痛みに耐えながら身体を起こす。ため息をついてから、小さく背伸びをした。天井を見上げ、ぼんやりと考えた。
どうすれば良かったのだろうか。
その答えはきっとわからないまま、僕は死んでいくのだろう。
この間初めて吸った煙草の残りを、また吸ってみることにした。30を過ぎてから急に吸いたくなるとは思ってもいなかった。
別に好きなわけではない。煙草のことも、あの人のことも。
それでも、この少し不快な煙たさから離れられなくなっていた。
最後のキスは…と呟いてみるけれど。
きっと最初で最後なんだろうな、と思う。
煙草とコーヒーの味がした唇を、少しだけ思い出した。
あの人が少しだけ何か言いかけたとき、救急車のサイレンが響いた。松屋の前でサラリーマンが言い争っていて、それで僕たちは、どうなったんだっけ。
たった一度のキス。手を繋ぐことさえなく。
それを思い出した。煙が肺に入って盛大にむせる。
僕は明日もあの人を想うのだろう。たったそれだけだ。
木漏れ日は、少しだけ残酷に僕を照らしていた。
了(480字)
あとがき
実はここ数年、愛煙家の女性に恋をしていた。その方への想いを断ち切る決意を固めてから、なんとなく書き始めた。今のところ、僕の最後の恋ということになる。そしておそらく、生涯最後の恋になるだろう。僕は最初から、結末がどうであれ最後の恋にすると決めていた。誰かに想われるなんて異常事態が起きなければ、僕が誰かに恋をすることは、もう二度とない。
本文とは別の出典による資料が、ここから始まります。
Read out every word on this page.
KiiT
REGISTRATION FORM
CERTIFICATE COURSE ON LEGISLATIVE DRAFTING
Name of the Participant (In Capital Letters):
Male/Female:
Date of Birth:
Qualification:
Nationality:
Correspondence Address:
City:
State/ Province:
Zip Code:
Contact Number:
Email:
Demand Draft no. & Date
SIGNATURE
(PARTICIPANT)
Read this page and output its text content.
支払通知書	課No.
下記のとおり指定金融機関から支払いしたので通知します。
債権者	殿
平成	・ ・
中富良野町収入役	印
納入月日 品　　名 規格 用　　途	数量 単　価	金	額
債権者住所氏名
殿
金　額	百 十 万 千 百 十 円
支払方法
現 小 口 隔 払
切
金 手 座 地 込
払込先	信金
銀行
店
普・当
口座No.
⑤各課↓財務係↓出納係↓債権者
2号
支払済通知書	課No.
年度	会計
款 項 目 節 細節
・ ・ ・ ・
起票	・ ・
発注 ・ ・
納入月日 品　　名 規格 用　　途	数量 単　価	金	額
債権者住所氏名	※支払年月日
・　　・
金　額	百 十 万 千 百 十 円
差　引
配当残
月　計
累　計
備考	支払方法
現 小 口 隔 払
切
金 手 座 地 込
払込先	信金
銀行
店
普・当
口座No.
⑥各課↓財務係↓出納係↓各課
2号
実話ではない、と前置いておく。キスさえしてないし、本人に想いさえ伝えていないのだから。僕は自他共に認める変態にも関わらず、超がつくほど奥手なのだ。告白とか考えただけで吐きそうになる……こら、そこの君。僕を指差して笑うな。
書いているうちに、ちょっとだけ会いたくなった。会えないわけではないけど、僕はどんな顔で会いに行ったらいいんだろうね。
いいなと思ったら応援しよう!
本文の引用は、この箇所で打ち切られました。